Below is a real-world example of the 3D Camera Frame Stack technique to illustrate how it works. Figure 1 shows one quadrant of the surface of a 0.125 inch (3.175 mm) diameter Torlon ball bearing, as viewed through a Nikon MM60 microscope with a 4x objective. Notice that with this objective/sample combination only a small portion of the surface is in focus in the camera view at a given objective z position. A camera frame stack was acquired to span this bearing’s (hemispherical) z range with170 frames recorded at 10 µm intervals.

Figure 1 A Torlon ball bearing surface as viewed through a microscope with a 4x objective. The highlighted arc is the only portion of the view that is in focus.

A graph of the computed focus signal at one of the pixels, as a function of the camera frame stack number, is shown in Figure 2. For this pixel the best focus occurred in camera frame 77. The frames in the stack were obtained at 10 µm intervals, so a z height of 770 µm would be assigned to this pixel. The noise in the focus signal, which is clearly evident before and after the signal peak, is mostly due to the bit noise in the camera’s image data. Edge detection algorithms are sensitive to bit noise.

Figure 2 The focus signal computed over a 7x7 pixel area of the surface, through the 170 frame stack.

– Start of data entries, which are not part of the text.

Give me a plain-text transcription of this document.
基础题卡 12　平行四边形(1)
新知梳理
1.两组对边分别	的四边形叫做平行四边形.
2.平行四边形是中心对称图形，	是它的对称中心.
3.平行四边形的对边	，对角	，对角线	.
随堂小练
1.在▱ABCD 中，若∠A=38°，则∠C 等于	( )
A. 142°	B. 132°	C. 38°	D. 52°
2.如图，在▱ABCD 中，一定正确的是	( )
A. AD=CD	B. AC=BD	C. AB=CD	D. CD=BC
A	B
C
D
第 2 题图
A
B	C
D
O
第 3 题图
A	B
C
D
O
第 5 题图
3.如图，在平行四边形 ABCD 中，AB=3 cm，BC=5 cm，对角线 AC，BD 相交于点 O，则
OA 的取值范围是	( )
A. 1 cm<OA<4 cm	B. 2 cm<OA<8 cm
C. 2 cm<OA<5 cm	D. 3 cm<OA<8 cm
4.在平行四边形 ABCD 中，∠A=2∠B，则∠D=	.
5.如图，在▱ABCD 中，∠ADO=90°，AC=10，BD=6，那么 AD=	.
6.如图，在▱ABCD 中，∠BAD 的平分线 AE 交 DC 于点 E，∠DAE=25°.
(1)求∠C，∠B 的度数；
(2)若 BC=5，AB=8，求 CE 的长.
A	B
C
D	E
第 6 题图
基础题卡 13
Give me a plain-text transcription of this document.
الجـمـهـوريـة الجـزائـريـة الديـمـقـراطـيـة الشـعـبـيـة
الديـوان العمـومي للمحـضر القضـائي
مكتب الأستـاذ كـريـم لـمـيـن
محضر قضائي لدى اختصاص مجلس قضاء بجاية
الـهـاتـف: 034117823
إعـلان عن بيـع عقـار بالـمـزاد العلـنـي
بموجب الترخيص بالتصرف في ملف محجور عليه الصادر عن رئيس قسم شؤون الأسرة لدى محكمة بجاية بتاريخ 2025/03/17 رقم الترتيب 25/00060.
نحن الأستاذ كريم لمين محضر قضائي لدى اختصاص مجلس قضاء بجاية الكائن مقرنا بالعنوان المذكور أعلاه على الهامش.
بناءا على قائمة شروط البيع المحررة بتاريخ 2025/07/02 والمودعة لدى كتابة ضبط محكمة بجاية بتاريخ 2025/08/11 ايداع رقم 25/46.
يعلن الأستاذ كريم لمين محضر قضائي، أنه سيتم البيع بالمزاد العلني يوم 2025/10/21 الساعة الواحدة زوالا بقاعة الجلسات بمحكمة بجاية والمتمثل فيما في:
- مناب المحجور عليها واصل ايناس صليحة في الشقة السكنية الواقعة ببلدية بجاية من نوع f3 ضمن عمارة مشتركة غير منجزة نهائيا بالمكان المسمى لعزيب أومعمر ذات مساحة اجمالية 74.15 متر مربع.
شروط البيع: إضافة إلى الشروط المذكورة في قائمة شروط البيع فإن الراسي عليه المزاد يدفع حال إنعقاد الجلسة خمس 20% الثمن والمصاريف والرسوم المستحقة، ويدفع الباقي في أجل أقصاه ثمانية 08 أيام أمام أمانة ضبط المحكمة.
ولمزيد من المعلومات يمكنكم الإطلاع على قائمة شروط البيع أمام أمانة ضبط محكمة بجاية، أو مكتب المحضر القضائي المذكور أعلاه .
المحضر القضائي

Figures 3 and 4 show the result of processing all the pixels in the frame stack to generate a final 3D view of the bearing surface. Figure 4 was created using a presentation style that accentuates the step-detail in the calculated surface, which is really not a true reflection of the actual bearing surface. The surface steps are an artifact produced by the lateral and vertical resolution limitations of this imaging technique.

The vertical resolution limitation is set by the vertical spacing between the camera frames in the stack. If the frame spacing is 10 µm then the z steps in the image data will correspondingly be 10 µm. The minimum practical spacing for the frames is determined by the DOF of the objective employed. A tradeoff must be made: Using an objective with a higher magnification and larger numerical aperture will decrease the DOF of the camera view, allowing a tighter frame spacing to be used, but this is at expensive of reducing the surface area that can be imaged in one camera frame, and increasing the time to record and process the frame data. Note that it is possible to increase the z resolution somewhat by interpolating between the frame data points. In practice, camera data bit noise restricts the accuracy of frame interpolation, and only about a factor of 2 improvement in resolution is typically achieved.

The lateral resolution limitation of this technique (aside from the objective’s inherent lateral resolution limit) is determined by the size of the kernel used in the focus signal calculations. Any high-contrast features on the sample surface tend to be ‘spread out’ in their contribution to the focus signal for many adjacent pixels. Again, there is a tradeoff to be made: a larger kernel will produce a better signal-to-noise ratio, but this is at the expense of reducing the lateral resolution of the final 3D image.

Figure 3 Top view of the computed 3D surface of the bearing.

Figure 4 Light-shaded view of the same data presented in Figure 3.


To successfully apply the Camera Frame Stack 3D technique there are other factors which need to be considered, including 1) Brightfield illumination vs. darkfield Illumination, 2) Illumination source uniformity, and 3) Specular vs. diffuse surface reflectivity. Also, it is essential to have a good image stitching algorithm to complement the Frame Stack processing algorithm, because one of the strengths of this technique is that it can be extended over a very large surface area by creating several overlapping sub-images of a large object (larger than the FOV of the objective) , and then stitching them together to create a final large scale image. In general, any resolution limitations present in the sub images scale-down in importance as the size of the composite image is increased. An example of image stitching is given below in Figure 5

Figure 5 This is a composite view of a brass ball surface created from 64 overlapping sub-images. The closest part of the sphere is dented.